La franche et loyale amitié de l’honnête maître d’école, l’affectueuse chaleur de ses paroles et de ses gestes, l’accent de vérité qui animait son langage et son regard, inspirèrent à Nelly une confiance en lui que n’eussent jamais pu faire naître chez elle les plus subtils artifices de tromperie et de dissimulation. Elle lui confessa tout : qu’ils n’avaient ni ami ni parent ; qu’elle avait fui avec le vieillard pour le soustraire à la maison des fous et à toutes les tortures qu’il redoutait ; que maintenant elle fuyait de nouveau pour le sauver de lui-même ; et qu’elle cherchait un asile dans quelque pays écarté, aux mœurs primitives, où jamais ne se produisît la tentation devant laquelle il avait succombé, où les derniers chagrins, les amertumes qu’elle avait ressentis, ne pussent pas revenir l’éprouver encore.
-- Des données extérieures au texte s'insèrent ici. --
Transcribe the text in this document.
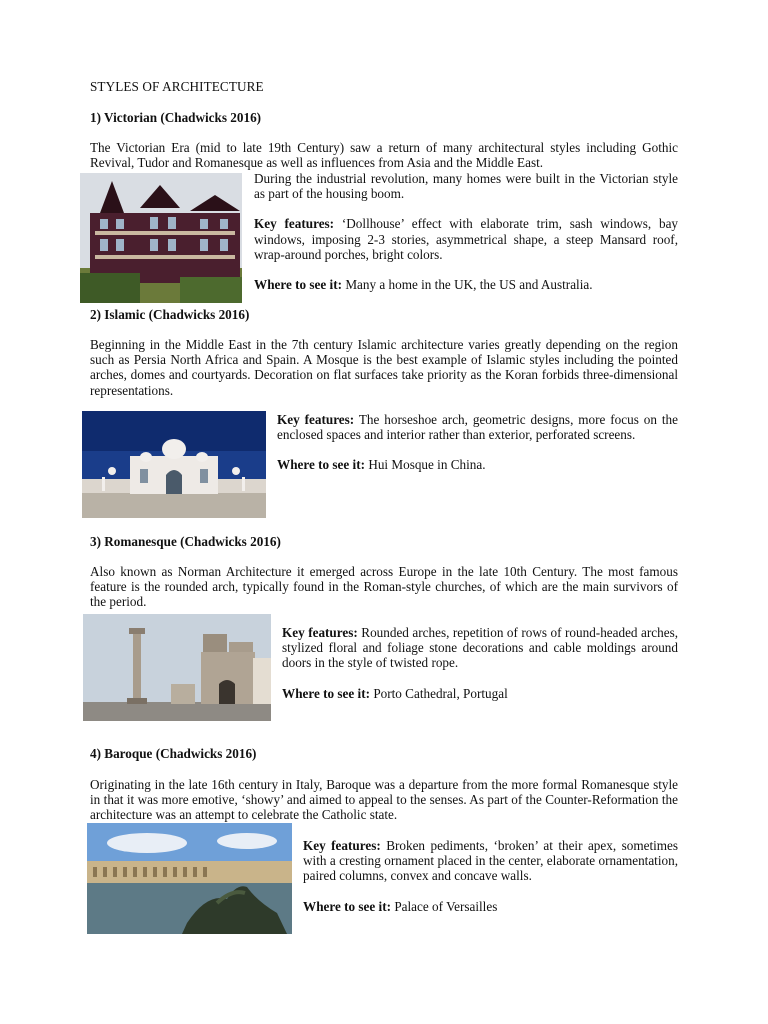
STYLES OF ARCHITECTURE
1) Victorian (Chadwicks 2016)

The Victorian Era (mid to late 19th Century) saw a return of many architectural styles including Gothic Revival, Tudor and Romanesque as well as influences from Asia and the Middle East.

During the industrial revolution, many homes were built in the Victorian style as part of the housing boom.

Key features: ‘Dollhouse’ effect with elaborate trim, sash windows, bay windows, imposing 2-3 stories, asymmetrical shape, a steep Mansard roof, wrap-around porches, bright colors.

Where to see it: Many a home in the UK, the US and Australia.

2) Islamic (Chadwicks 2016)

Beginning in the Middle East in the 7th century Islamic architecture varies greatly depending on the region such as Persia North Africa and Spain. A Mosque is the best example of Islamic styles including the pointed arches, domes and courtyards. Decoration on flat surfaces take priority as the Koran forbids three-dimensional representations.

Key features: The horseshoe arch, geometric designs, more focus on the enclosed spaces and interior rather than exterior, perforated screens.

Where to see it: Hui Mosque in China.

3) Romanesque (Chadwicks 2016)

Also known as Norman Architecture it emerged across Europe in the late 10th Century. The most famous feature is the rounded arch, typically found in the Roman-style churches, of which are the main survivors of the period.

Key features: Rounded arches, repetition of rows of round-headed arches, stylized floral and foliage stone decorations and cable moldings around doors in the style of twisted rope.

Where to see it: Porto Cathedral, Portugal

4) Baroque (Chadwicks 2016)

Originating in the late 16th century in Italy, Baroque was a departure from the more formal Romanesque style in that it was more emotive, ‘showy’ and aimed to appeal to the senses. As part of the Counter-Reformation the architecture was an attempt to celebrate the Catholic state.

Key features: Broken pediments, ‘broken’ at their apex, sometimes with a cresting ornament placed in the center, elaborate ornamentation, paired columns, convex and concave walls.

Where to see it: Palace of Versailles
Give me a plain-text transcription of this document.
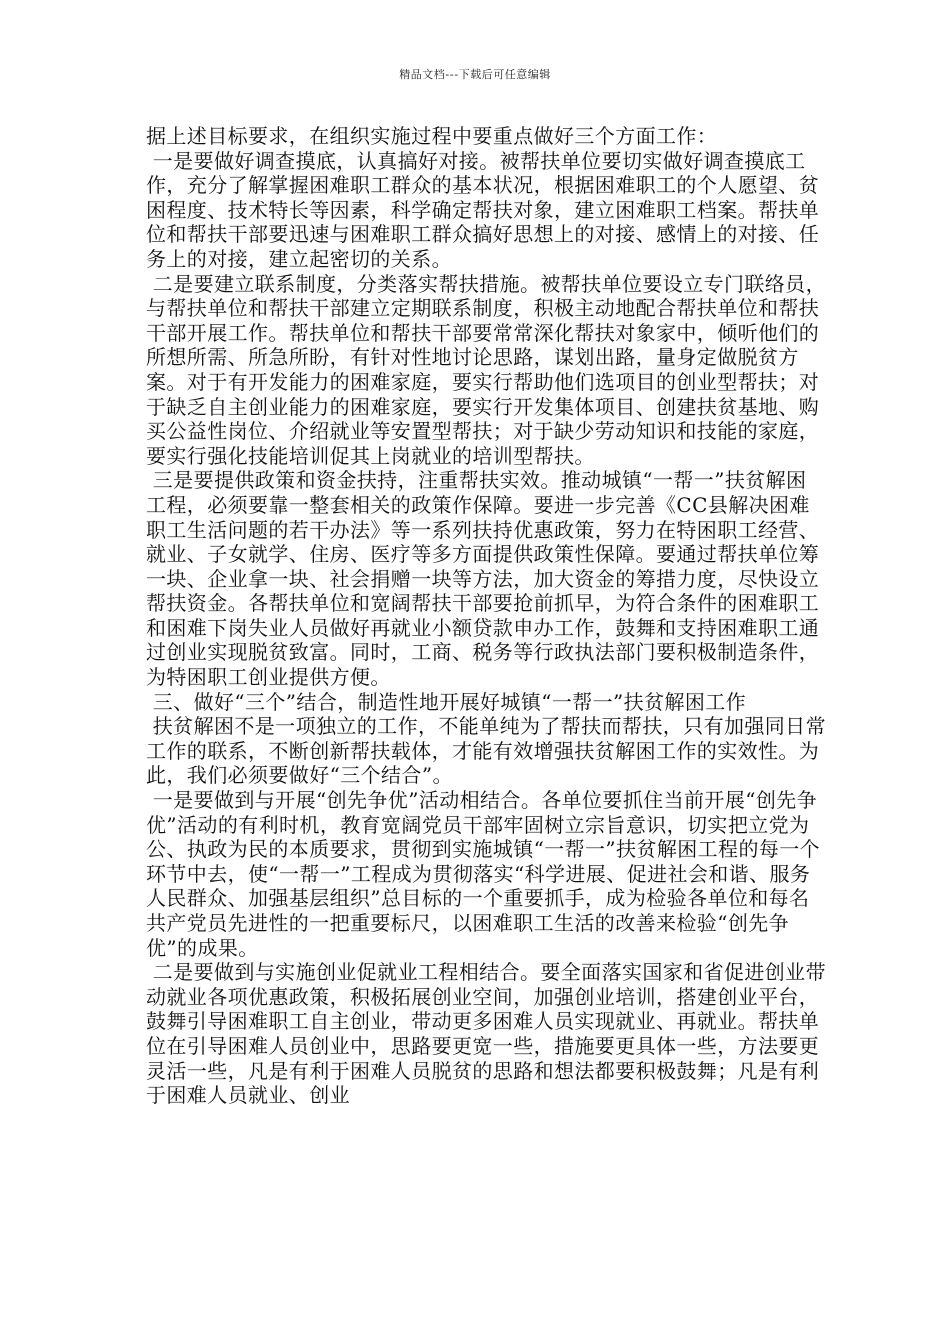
精品文档---下载后可任意编辑

据上述目标要求，在组织实施过程中要重点做好三个方面工作：

一是要做好调查摸底，认真搞好对接。被帮扶单位要切实做好调查摸底工作，充分了解掌握困难职工群众的基本状况，根据困难职工的个人愿望、贫困程度、技术特长等因素，科学确定帮扶对象，建立困难职工档案。帮扶单位和帮扶干部要迅速与困难职工群众搞好思想上的对接、感情上的对接、任务上的对接，建立起密切的关系。

二是要建立联系制度，分类落实帮扶措施。被帮扶单位要设立专门联络员，与帮扶单位和帮扶干部建立定期联系制度，积极主动地配合帮扶单位和帮扶干部开展工作。帮扶单位和帮扶干部要常常深化帮扶对象家中，倾听他们的所想所需、所急所盼，有针对性地讨论思路，谋划出路，量身定做脱贫方案。对于有开发能力的困难家庭，要实行帮助他们选项目的创业型帮扶；对于缺乏自主创业能力的困难家庭，要实行开发集体项目、创建扶贫基地、购买公益性岗位、介绍就业等安置型帮扶；对于缺少劳动知识和技能的家庭，要实行强化技能培训促其上岗就业的培训型帮扶。

三是要提供政策和资金扶持，注重帮扶实效。推动城镇“一帮一”扶贫解困工程，必须要靠一整套相关的政策作保障。要进一步完善《CC县解决困难职工生活问题的若干办法》等一系列扶持优惠政策，努力在特困职工经营、就业、子女就学、住房、医疗等多方面提供政策性保障。要通过帮扶单位筹一块、企业拿一块、社会捐赠一块等方法，加大资金的筹措力度，尽快设立帮扶资金。各帮扶单位和宽阔帮扶干部要抢前抓早，为符合条件的困难职工和困难下岗失业人员做好再就业小额贷款申办工作，鼓舞和支持困难职工通过创业实现脱贫致富。同时，工商、税务等行政执法部门要积极制造条件，为特困职工创业提供方便。

三、做好“三个”结合，制造性地开展好城镇“一帮一”扶贫解困工作

扶贫解困不是一项独立的工作，不能单纯为了帮扶而帮扶，只有加强同日常工作的联系，不断创新帮扶载体，才能有效增强扶贫解困工作的实效性。为此，我们必须要做好“三个结合”。

一是要做到与开展“创先争优”活动相结合。各单位要抓住当前开展“创先争优”活动的有利时机，教育宽阔党员干部牢固树立宗旨意识，切实把立党为公、执政为民的本质要求，贯彻到实施城镇“一帮一”扶贫解困工程的每一个环节中去，使“一帮一”工程成为贯彻落实“科学进展、促进社会和谐、服务人民群众、加强基层组织”总目标的一个重要抓手，成为检验各单位和每名共产党员先进性的一把重要标尺，以困难职工生活的改善来检验“创先争优”的成果。

二是要做到与实施创业促就业工程相结合。要全面落实国家和省促进创业带动就业各项优惠政策，积极拓展创业空间，加强创业培训，搭建创业平台，鼓舞引导困难职工自主创业，带动更多困难人员实现就业、再就业。帮扶单位在引导困难人员创业中，思路要更宽一些，措施要更具体一些，方法要更灵活一些，凡是有利于困难人员脱贫的思路和想法都要积极鼓舞；凡是有利于困难人员就业、创业
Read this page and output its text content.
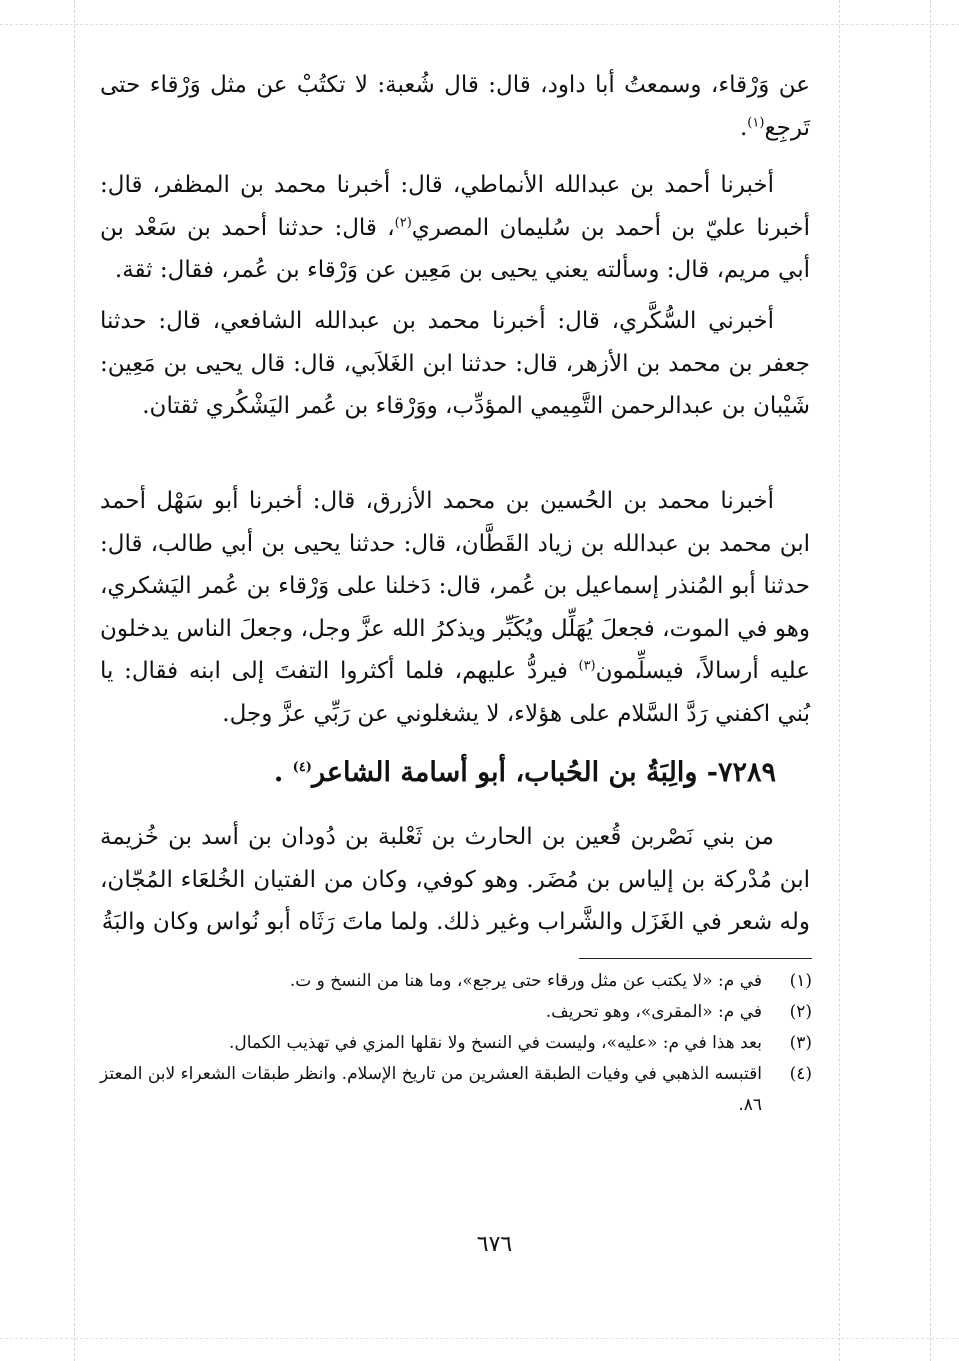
عن وَرْقاء، وسمعتُ أبا داود، قال: قال شُعبة: لا تكتُبْ عن مثل وَرْقاء حتى تَرجِع$^{(١)}$.

أخبرنا أحمد بن عبدالله الأنماطي، قال: أخبرنا محمد بن المظفر، قال: أخبرنا عليّ بن أحمد بن سُليمان المصري$^{(٢)}$، قال: حدثنا أحمد بن سَعْد بن أبي مريم، قال: وسألته يعني يحيى بن مَعِين عن وَرْقاء بن عُمر، فقال: ثقة.

أخبرني السُّكَّري، قال: أخبرنا محمد بن عبدالله الشافعي، قال: حدثنا جعفر بن محمد بن الأزهر، قال: حدثنا ابن الغَلاَبي، قال: قال يحيى بن مَعِين: شَيْبان بن عبدالرحمن التَّمِيمي المؤدِّب، ووَرْقاء بن عُمر اليَشْكُري ثقتان.

أخبرنا محمد بن الحُسين بن محمد الأزرق، قال: أخبرنا أبو سَهْل أحمد ابن محمد بن عبدالله بن زياد القَطَّان، قال: حدثنا يحيى بن أبي طالب، قال: حدثنا أبو المُنذر إسماعيل بن عُمر، قال: دَخلنا على وَرْقاء بن عُمر اليَشكري، وهو في الموت، فجعلَ يُهَلِّل ويُكَبِّر ويذكرُ الله عزَّ وجل، وجعلَ الناس يدخلون عليه أرسالاً، فيسلِّمون$^{(٣)}$ فيردُّ عليهم، فلما أكثروا التفتَ إلى ابنه فقال: يا بُني اكفني رَدَّ السَّلام على هؤلاء، لا يشغلوني عن رَبِّي عزَّ وجل.

٧٢٨٩- والِبَةُ بن الحُباب، أبو أسامة الشاعر$^{(٤)}$ .

من بني نَصْربن قُعين بن الحارث بن ثَعْلبة بن دُودان بن أسد بن خُزيمة ابن مُدْركة بن إلياس بن مُضَر. وهو كوفي، وكان من الفتيان الخُلعَاء المُجّان، وله شعر في الغَزَل والشَّراب وغير ذلك. ولما ماتَ رَثَاه أبو نُواس وكان والبَةُ

(١)
في م: «لا يكتب عن مثل ورقاء حتى يرجع»، وما هنا من النسخ و ت.
(٢)
في م: «المقرى»، وهو تحريف.
(٣)
بعد هذا في م: «عليه»، وليست في النسخ ولا نقلها المزي في تهذيب الكمال.
(٤)
اقتبسه الذهبي في وفيات الطبقة العشرين من تاريخ الإسلام. وانظر طبقات الشعراء لابن المعتز ٨٦.
٦٧٦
Le maître d’école l’avait écoutée avec une profonde surprise. « Une enfant ! … pensait-il. Une enfant ! et avoir héroïquement persévéré à travers les épreuves et les périls, en butte à la misère et à la souffrance, soutenue qu’elle était seulement par une forte affection et par la conscience du devoir ! … Et cependant le monde est plein de ces traits d’héroïsme : ai-je besoin d’apprendre que les plus rudes comme les plus nobles épreuves sont celles que n’enregistre aucun souvenir humain, et qui sont supportées jour par jour avec une patience infatigable ? Ah ! je ne devrais pas être surpris d’entendre l’histoire de cette enfant ! »

Mais ne nous occupons pas de ce qu’il put penser ou dire. Il fut convenu que Nell et son grand-père accompagneraient le maître d’école jusqu’au village où il était attendu, et que ce dernier tâcherait de leur trouver quelque humble occupation qui pût les faire subsister. « Nous sommes sûrs de réussir, dit gaiement le maître d’école. La cause est trop bonne pour n’être pas gagnée. »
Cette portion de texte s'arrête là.